In [1]:
import pandas as pd
import os
import matplotlib.pyplot as plt
import numpy as np
import warnings
warnings.simplefilter(action='ignore', category=FutureWarning)
import seaborn as sns
sns.set(style="white") #white background style for seaborn plots
sns.set(style="whitegrid", color_codes=True)

### Data finding

In [2]:
DATA_DIR = "data/welding_wave"
filenames = os.listdir(DATA_DIR)
df_list = []
type_list = []
for filename in filenames:
    hz = filename.split("_")[0]
    gap_id = filename.split("_")[1]
    gap_type = gap_id[:4]
    welding_order = gap_id.split("mm")[-1].split(".")[0]
    
    type_list.append([hz, gap_type])
    df_list.append(
        pd.read_csv(os.path.join(DATA_DIR, filename), delimiter="\t", header=None,
                   names =["time_order", "ampere", "volt"] ))

In [3]:
modifed_df_list = []
for df, (hz, gap_type)in zip(df_list, type_list):
    df["hz"] = hz
    df["gap_type"] = gap_type
    df["gap_type"] = gap_type
    modifed_df_list.append(df)
all_df = pd.concat(modifed_df_list).reset_index(drop=True)

In [4]:
from sklearn.model_selection import train_test_split
from sklearn import preprocessing

X_df = all_df.copy()
X_df
X_df["hz"] = X_df.hz.replace({"2000Hz" : 0, "4000Hz" : 1})
X_df = X_df[['ampere', 'volt', 'hz']]

le = preprocessing.LabelEncoder()
le.fit(all_df.gap_type.unique())
y_df = all_df.gap_type


X = X_df.values
y = le.transform(all_df.gap_type.values) 
X_dev, X_test, y_dev, y_test = train_test_split(X, y)

In [15]:
from sklearn.model_selection import KFold
from sklearn.preprocessing import PolynomialFeatures
from sklearn.metrics import accuracy_score


def get_welding_wave_classification_result(clf,  X_dev, y_dev, n_polynomial=1, kfold_split=3):
    kf = KFold(n_splits=kfold_split, shuffle=True)
    result_val = []
    result_train = []

    for train_idx, val_idx in kf.split(X_dev):
        X_train = X_dev[train_idx, :]
        X_val = X_dev[val_idx, :]
        y_train = y_dev[train_idx]
        y_val = y_dev[val_idx]

        poly = PolynomialFeatures(n_polynomial)

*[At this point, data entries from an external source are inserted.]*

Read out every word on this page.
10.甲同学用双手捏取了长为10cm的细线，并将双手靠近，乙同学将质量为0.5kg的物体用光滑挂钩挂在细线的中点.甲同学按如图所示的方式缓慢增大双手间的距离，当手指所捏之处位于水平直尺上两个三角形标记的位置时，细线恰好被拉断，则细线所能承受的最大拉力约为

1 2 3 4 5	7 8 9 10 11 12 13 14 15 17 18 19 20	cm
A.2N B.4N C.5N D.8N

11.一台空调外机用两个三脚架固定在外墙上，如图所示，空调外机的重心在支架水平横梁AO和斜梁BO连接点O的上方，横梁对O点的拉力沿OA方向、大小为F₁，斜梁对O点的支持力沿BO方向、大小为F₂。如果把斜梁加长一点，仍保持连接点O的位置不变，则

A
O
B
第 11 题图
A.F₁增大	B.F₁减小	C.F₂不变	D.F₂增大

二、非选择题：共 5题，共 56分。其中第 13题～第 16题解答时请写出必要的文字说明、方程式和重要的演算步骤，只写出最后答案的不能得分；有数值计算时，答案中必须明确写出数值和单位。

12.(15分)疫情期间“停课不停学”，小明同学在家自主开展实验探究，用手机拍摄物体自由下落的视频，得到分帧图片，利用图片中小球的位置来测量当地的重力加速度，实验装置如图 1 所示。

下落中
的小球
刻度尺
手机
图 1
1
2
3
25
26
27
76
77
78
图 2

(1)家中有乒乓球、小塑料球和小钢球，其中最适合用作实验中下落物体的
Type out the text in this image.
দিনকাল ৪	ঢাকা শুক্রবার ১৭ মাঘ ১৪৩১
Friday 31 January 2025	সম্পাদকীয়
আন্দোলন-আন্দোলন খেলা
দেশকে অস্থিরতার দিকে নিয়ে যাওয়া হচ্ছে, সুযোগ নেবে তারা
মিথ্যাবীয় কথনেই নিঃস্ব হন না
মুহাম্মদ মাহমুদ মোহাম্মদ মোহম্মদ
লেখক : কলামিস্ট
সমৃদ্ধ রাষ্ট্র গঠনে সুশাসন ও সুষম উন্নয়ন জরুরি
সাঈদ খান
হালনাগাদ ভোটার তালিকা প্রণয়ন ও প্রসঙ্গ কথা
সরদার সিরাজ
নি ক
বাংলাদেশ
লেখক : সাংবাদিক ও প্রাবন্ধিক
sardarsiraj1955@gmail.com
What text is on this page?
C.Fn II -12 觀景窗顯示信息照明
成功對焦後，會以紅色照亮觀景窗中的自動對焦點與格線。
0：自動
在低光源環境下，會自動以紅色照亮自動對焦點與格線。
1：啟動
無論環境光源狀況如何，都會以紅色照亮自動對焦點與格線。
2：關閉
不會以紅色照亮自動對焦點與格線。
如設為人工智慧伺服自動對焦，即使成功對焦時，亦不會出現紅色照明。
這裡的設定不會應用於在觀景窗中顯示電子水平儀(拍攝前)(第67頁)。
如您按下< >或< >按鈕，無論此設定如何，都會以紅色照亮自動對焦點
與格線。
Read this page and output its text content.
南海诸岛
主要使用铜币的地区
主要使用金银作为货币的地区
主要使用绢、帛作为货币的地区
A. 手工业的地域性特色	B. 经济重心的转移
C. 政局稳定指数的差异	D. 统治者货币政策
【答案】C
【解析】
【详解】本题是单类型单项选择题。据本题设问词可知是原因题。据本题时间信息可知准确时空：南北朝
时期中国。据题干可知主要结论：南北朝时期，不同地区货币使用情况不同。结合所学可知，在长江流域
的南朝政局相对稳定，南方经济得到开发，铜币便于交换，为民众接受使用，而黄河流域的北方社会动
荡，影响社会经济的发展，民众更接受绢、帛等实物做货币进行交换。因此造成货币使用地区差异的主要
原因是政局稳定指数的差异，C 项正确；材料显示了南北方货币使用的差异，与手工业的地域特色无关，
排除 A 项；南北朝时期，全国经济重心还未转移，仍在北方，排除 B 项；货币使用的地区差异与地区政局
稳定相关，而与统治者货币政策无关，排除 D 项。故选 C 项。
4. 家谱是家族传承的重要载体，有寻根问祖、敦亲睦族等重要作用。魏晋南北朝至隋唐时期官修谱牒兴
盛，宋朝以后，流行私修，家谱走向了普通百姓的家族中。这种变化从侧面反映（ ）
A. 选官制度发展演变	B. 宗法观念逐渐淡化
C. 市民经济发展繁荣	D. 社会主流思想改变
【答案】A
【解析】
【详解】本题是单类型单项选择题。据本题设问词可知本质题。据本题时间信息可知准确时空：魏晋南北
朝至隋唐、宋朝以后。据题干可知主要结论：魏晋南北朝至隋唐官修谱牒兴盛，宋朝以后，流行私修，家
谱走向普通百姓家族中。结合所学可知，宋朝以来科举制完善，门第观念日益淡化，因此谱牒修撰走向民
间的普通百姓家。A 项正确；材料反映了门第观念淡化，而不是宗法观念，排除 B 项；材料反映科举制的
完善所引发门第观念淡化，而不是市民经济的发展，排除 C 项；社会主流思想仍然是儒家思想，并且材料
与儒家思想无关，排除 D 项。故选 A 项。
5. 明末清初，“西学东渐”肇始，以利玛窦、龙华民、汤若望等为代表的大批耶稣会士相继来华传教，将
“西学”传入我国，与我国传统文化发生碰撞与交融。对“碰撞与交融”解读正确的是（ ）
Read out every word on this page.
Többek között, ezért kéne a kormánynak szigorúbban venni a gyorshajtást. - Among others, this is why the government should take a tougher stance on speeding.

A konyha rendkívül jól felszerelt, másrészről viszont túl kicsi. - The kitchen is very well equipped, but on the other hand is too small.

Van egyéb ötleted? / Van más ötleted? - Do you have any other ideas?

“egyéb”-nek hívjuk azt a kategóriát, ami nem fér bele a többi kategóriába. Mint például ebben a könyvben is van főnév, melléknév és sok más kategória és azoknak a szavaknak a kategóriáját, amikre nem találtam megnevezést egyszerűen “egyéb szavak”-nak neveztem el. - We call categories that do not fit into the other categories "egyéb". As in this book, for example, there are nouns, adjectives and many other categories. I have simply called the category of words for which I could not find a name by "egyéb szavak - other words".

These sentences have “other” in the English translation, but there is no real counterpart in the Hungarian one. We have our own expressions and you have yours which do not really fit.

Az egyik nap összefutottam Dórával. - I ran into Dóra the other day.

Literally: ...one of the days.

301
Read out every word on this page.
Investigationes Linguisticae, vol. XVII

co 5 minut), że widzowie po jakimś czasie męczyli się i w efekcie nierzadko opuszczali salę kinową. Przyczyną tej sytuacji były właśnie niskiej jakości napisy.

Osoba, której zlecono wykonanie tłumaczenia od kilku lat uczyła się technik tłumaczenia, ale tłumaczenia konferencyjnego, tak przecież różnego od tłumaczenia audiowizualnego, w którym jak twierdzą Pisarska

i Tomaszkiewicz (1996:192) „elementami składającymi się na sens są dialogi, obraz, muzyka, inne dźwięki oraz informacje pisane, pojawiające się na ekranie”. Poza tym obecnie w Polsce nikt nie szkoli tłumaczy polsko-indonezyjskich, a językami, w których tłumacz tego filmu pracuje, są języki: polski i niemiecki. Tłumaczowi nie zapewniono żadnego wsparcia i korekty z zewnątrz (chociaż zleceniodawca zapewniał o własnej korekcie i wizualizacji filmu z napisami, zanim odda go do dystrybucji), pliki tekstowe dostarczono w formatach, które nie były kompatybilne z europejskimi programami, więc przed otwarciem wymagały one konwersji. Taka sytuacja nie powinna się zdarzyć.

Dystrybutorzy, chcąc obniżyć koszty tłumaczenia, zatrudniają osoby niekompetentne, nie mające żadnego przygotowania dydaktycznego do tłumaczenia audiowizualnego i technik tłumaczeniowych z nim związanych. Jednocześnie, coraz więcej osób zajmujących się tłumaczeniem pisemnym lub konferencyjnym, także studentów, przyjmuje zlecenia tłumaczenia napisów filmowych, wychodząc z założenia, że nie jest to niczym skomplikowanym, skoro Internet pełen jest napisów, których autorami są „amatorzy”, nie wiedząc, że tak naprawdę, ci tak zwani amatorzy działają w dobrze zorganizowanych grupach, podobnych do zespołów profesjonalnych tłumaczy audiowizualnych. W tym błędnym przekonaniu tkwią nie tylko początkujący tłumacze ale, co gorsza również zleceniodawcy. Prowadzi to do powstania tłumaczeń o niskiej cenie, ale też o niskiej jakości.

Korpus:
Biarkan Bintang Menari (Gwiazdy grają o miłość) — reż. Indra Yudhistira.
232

        X_train = poly.fit_transform(X_train)
        clf.fit(X_train, y_train) 

        X_val = poly.fit_transform(X_val)
        y_pred = clf.predict(X_val)
        y_true =  y_val
        result_val.append(accuracy_score(y_pred, y_true))

        y_pred = clf.predict(X_train)
        y_true = y_train
        result_train.append(accuracy_score(y_pred, y_true))
    return np.mean(result_train), np.mean(result_val)

In [16]:
from xgboost.sklearn import XGBClassifier
estimator = XGBClassifier()

In [17]:
get_welding_wave_classification_result(
    estimator, X_dev, y_dev
)

(0.4726641748010145, 0.4715952378505543)

### Add time-series analysis

In [18]:
X_df = all_df.copy()

shift_big_list = []
rolling_big_list = []
# window_size = 11
window_size = 11

for hz in ["2000Hz", "4000Hz"]:
    for gap_type in ["Gap0", "Gap2", "Gap4"]:
        target_df = X_df[(X_df["hz"] == hz) & (X_df["gap_type"] == gap_type)][['ampere', 'volt']]
        shift_small_list = []
        rolling_small_list = []
        for i in range(1, window_size):
            names = target_df.columns
            df = target_df.shift(i)
            df.columns = [name + "_shift_" + str(i) for name in names]
            shift_small_list.append(df)

            af = target_df.rolling(i).mean()
            af.columns = [name + "_rolling_" + str(i) for name in names]
            rolling_small_list.append(af)

        shift_big_list.append(pd.concat(shift_small_list, axis=1))
        rolling_big_list.append(pd.concat(rolling_small_list, axis=1))
        

X_df = pd.merge(X_df, pd.concat(shift_big_list).dropna(), how="inner" , left_index=True, right_index=True)
X_df = pd.merge(X_df, pd.concat(rolling_big_list).dropna(), how="inner" , left_index=True, right_index=True)


X_df["hz"] = X_df.hz.replace({"2000Hz" : 0, "4000Hz" : 1})
X_df["log_am"] = np.log(X_df['ampere'] + 100)
X_df["log_volt"] = np.log(X_df['volt'] + 100)



le = preprocessing.LabelEncoder()
le.fit(X_df.gap_type.unique())
y = le.transform(X_df.pop("gap_type").values) 
X = X_df.values

X_dev, X_test, y_dev, y_test = train_test_split(X, y)

In [19]:
estimator = XGBClassifier()
get_welding_wave_classification_result(
    estimator, X_dev, y_dev
)

(0.5677327130146684, 0.566729972712078)

In [20]:
from sklearn.ensemble import RandomForestClassifier 

get_welding_wave_classification_result(
    RandomForestClassifier(n_jobs = 6), X_dev, y_dev, n_polynomial=1
)

(0.9897279126149755, 0.5916463105935817)

In [None]:
from sklearn.neural_network import MLPClassifier

get_welding_wave_classification_result(
    MLPClassifier((64,32,16)), X_dev, y_dev, n_polynomial=1
)

In [None]:
from xgboost import XGBClassifier
from lightgbm.sklearn import LGBMClassifier
from sklearn.ensemble import RandomForestClassifier
from sklearn.svm import LinearSVC
from sklearn.neural_network import MLPClassifier
from stacking import MyStackingClassifier

In [None]:
estimator1 = XGBClassifier(max_depth=3, learning_rate=0.2, n_estimators=50)
estimator2 = LGBMClassifier(max_depth=3, learning_rate=0.2, n_estimators=50)
estimator3 = RandomForestClassifier(n_estimators=500, max_depth=3)
estimator4 = LinearSVC()
estimator5 = MLPClassifier(hidden_layer_sizes=(512,256, 32))

base_estimators = [estimator1, estimator2, estimator3, estimator4, estimator5]

In [None]:
for estimator in base_estimators:
    stack_classifier = MyStackingClassifier(copy.copy(estimator), base_estimators)
    result = cross_val_score(stack_classifier, X, y, scoring="accuracy" , cv=5).mean()
    print(result)